Report Number: CSL-TR-92-520
Institution: Stanford University, Computer Systems Laboratory
Title: An Empirical Study of an Abstract Interpretation of Scheme Programs
Author: Kanamori, Atty
Author: Weise, Daniel
Date: April 1992
Abstract: Abstract Interpretation, a powerful and general framework for performing global program analysis, is being applied to problems whose difficulty far surpasses the traditional "bit-vector'' dataflow problems for which many of the high-speed abstract interpretation algorithms worked so well. Our experience has been that current methods of large scale abstract interpretation are unacceptably expensive. We studied a typical large-scale abstract interpretation problem: computing the control flow of a higher order program. Researchers have proposed various solutions that are designed primarily to improve the accuracy of the analysis. The cost of the analyses, and its relationship to accuracy, is addressed only cursorily in the literature.
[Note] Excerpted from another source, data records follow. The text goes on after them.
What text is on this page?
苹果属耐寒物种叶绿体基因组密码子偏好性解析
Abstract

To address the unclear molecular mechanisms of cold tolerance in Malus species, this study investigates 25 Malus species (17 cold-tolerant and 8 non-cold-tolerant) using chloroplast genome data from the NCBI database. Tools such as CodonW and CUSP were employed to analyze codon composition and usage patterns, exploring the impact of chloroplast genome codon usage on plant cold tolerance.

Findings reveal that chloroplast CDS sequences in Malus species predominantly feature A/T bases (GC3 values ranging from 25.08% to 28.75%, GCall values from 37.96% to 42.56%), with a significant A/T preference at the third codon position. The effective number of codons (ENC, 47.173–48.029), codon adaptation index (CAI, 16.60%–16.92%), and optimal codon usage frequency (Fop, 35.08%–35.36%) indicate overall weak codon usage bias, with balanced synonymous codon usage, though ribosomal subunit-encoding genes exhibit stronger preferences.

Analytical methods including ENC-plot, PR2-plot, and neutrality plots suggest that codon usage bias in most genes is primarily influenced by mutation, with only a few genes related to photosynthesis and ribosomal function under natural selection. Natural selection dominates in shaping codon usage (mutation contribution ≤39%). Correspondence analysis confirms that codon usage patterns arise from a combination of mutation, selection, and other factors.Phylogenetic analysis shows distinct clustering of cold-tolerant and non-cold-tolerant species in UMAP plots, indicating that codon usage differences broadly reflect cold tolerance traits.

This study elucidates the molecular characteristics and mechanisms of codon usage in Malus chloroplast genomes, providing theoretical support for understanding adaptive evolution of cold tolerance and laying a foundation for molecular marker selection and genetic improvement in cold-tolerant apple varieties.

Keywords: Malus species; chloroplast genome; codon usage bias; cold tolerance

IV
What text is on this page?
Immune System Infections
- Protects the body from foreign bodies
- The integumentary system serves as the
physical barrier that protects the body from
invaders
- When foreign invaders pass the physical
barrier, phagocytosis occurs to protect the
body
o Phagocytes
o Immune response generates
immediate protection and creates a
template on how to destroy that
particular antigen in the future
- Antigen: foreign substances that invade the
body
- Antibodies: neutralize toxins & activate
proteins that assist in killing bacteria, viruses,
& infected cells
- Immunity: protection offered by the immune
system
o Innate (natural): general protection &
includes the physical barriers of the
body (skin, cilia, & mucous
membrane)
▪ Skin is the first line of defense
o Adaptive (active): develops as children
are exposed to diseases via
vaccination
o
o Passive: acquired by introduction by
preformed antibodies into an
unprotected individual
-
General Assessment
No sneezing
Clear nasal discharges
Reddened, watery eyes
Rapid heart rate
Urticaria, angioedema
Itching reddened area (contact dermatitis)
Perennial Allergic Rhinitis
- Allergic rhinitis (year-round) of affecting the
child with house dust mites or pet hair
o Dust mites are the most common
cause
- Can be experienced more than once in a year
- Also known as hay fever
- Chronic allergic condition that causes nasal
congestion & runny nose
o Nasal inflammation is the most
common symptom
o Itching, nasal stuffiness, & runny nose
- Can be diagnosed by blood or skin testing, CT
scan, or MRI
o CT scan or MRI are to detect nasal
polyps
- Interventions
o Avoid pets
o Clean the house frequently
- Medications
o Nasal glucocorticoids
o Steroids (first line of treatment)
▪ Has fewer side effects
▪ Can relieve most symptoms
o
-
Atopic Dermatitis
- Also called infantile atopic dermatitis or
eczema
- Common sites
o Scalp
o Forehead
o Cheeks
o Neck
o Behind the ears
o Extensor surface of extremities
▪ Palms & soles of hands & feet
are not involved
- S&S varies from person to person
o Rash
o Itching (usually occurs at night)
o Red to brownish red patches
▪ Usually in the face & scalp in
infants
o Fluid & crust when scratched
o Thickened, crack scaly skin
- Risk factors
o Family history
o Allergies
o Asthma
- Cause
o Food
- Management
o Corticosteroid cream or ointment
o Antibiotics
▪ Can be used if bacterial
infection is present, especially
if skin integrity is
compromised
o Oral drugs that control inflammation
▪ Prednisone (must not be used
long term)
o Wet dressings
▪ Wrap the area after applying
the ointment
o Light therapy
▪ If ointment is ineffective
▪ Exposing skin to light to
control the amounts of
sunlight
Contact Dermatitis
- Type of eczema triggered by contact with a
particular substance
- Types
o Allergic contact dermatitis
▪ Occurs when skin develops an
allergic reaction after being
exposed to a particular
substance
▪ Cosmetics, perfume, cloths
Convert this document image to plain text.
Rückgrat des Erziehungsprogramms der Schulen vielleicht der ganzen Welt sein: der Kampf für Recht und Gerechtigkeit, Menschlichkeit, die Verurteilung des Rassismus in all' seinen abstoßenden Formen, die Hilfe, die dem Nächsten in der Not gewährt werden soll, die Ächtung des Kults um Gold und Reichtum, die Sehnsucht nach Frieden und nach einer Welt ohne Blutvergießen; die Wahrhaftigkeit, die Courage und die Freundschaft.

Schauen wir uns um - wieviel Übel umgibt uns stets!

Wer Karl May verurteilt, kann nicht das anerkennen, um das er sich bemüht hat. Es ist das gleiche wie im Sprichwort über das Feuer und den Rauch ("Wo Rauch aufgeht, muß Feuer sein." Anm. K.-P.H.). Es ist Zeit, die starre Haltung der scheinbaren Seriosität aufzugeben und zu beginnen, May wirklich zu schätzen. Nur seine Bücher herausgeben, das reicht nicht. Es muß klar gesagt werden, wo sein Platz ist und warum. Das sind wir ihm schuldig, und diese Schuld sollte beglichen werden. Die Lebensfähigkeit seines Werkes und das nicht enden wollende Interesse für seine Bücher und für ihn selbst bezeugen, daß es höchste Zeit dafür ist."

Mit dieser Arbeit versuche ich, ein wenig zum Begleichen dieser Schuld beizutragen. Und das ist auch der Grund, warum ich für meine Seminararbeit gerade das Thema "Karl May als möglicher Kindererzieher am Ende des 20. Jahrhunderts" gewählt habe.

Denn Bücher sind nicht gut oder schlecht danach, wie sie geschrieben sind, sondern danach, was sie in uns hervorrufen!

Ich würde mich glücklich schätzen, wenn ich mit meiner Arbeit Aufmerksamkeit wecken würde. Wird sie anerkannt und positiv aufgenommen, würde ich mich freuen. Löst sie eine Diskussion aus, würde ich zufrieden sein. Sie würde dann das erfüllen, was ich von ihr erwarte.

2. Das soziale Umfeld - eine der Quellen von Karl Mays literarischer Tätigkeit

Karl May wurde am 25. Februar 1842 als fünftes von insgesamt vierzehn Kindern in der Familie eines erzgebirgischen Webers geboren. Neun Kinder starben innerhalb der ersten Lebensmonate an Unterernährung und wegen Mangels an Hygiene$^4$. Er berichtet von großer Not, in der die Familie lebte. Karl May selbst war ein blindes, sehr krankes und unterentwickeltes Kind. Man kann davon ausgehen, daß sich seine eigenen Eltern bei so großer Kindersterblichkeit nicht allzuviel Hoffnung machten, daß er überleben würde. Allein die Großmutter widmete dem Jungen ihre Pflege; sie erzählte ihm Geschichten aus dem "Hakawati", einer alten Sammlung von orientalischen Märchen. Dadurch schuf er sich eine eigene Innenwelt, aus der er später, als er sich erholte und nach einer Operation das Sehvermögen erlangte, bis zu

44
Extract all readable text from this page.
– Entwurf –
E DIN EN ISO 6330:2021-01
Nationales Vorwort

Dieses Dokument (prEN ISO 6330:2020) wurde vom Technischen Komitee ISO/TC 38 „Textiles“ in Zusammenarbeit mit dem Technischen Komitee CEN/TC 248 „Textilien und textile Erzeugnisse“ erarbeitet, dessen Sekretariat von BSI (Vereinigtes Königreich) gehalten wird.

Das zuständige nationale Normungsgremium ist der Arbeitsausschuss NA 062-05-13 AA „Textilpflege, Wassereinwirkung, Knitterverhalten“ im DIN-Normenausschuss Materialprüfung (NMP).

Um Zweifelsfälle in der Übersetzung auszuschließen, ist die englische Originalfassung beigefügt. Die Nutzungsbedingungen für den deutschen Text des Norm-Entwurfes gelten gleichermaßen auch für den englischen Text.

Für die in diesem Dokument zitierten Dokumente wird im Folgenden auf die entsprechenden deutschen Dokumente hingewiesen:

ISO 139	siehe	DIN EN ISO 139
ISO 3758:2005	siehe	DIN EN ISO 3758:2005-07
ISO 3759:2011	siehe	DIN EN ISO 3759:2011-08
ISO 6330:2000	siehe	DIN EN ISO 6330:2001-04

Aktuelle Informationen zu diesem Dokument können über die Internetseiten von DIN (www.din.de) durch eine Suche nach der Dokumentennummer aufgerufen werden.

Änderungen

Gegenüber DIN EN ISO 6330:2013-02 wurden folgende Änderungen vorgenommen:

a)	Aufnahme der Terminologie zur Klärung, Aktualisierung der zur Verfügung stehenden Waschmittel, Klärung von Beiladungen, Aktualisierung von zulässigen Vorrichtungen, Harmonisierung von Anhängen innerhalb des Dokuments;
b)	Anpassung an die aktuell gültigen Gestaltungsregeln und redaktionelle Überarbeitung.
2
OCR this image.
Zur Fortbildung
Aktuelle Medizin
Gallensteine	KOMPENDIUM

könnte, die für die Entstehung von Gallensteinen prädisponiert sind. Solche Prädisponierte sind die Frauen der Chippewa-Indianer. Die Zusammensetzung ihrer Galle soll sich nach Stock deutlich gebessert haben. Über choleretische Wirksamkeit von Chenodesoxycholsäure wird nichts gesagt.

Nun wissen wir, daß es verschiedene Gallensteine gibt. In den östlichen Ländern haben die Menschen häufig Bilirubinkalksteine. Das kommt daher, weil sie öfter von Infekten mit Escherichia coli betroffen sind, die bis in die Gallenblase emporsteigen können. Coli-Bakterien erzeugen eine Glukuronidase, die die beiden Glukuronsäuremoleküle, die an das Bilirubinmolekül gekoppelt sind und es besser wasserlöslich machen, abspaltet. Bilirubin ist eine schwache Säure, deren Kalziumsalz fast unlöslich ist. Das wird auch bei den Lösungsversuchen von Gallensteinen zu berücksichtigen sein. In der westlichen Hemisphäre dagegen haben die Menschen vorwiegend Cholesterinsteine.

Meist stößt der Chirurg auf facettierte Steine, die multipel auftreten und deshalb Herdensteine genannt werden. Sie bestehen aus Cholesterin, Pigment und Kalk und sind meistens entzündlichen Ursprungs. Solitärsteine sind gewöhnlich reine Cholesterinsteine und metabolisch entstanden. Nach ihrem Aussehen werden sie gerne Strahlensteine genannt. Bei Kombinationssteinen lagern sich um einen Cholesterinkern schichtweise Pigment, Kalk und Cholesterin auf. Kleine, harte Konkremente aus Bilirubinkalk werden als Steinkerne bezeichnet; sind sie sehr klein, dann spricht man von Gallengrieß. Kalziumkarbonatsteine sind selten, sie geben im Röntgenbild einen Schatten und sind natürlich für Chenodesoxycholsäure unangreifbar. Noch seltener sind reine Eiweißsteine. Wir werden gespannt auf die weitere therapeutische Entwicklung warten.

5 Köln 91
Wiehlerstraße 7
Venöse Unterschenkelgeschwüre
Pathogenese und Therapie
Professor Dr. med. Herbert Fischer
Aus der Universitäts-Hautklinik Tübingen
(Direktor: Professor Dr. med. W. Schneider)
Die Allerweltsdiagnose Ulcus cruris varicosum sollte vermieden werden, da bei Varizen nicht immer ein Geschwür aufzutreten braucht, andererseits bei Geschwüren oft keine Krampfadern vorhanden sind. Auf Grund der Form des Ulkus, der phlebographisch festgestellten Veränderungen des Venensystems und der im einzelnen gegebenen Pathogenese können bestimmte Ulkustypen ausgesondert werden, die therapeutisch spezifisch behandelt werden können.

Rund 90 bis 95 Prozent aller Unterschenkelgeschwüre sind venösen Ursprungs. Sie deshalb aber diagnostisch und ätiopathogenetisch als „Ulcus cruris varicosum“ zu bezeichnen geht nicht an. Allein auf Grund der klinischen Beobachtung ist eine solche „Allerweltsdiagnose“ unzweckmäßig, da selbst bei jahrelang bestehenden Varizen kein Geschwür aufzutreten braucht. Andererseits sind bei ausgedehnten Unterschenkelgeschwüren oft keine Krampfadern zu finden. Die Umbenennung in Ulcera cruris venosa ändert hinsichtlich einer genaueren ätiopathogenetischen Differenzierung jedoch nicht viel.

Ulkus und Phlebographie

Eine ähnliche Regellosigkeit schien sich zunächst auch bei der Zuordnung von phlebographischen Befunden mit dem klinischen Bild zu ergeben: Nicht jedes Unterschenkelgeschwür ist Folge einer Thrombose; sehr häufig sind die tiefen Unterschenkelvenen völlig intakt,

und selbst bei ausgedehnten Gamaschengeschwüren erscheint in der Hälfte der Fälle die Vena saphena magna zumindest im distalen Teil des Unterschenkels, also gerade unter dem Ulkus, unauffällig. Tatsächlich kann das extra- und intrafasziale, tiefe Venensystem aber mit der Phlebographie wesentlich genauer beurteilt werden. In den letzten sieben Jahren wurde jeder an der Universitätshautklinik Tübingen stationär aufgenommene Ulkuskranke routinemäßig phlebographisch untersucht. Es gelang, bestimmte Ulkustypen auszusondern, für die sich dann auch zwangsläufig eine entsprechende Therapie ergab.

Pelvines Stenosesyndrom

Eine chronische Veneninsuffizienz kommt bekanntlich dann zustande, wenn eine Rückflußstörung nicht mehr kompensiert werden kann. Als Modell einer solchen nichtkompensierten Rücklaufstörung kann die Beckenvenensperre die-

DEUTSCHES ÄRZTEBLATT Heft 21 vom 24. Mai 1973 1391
Somewhat paradoxically, one can view these strategies as attempts to simultaneously improve the accuracy and reduce the cost. The less accurate strategies explore many spurious control paths because many flowgraph paths represent illegal execution paths. For example, the less accurate strategies violate the LIFO constraints on procedure call and return. More accurate analyses investigate fewer control paths, and therefore may be more efficient despite their increased overhead. We empirically studied this accuracy versus efficiency tradeoff. We implemented two fixpoint algorithms, and four semantics (baseline, baseline + stack reasoning, baseline + contour reasoning, baseline + stack reasoning + contour reasoning) for a total of eight control flow analyzers. Our benchmarks test various programming constructs in isolation --- hence, if a certain algorithm exhibits poor performance, the experiment also yields insight into what kind of program behavior results in that poor performance. The results suggest that strategies that increase accuracy in order to eliminate spurious paths often generate unacceptable overhead in the parts of the analysis that do not benefit from the increased accuracy. Furthermore, we found little evidence that the extra effort significantly improves the accuracy of the final result. This suggests that increasing the accuracy of the analysis globally is not a good idea, and that future research should╩investigate adaptive algorithms that use different amounts of precision on different parts of the problem.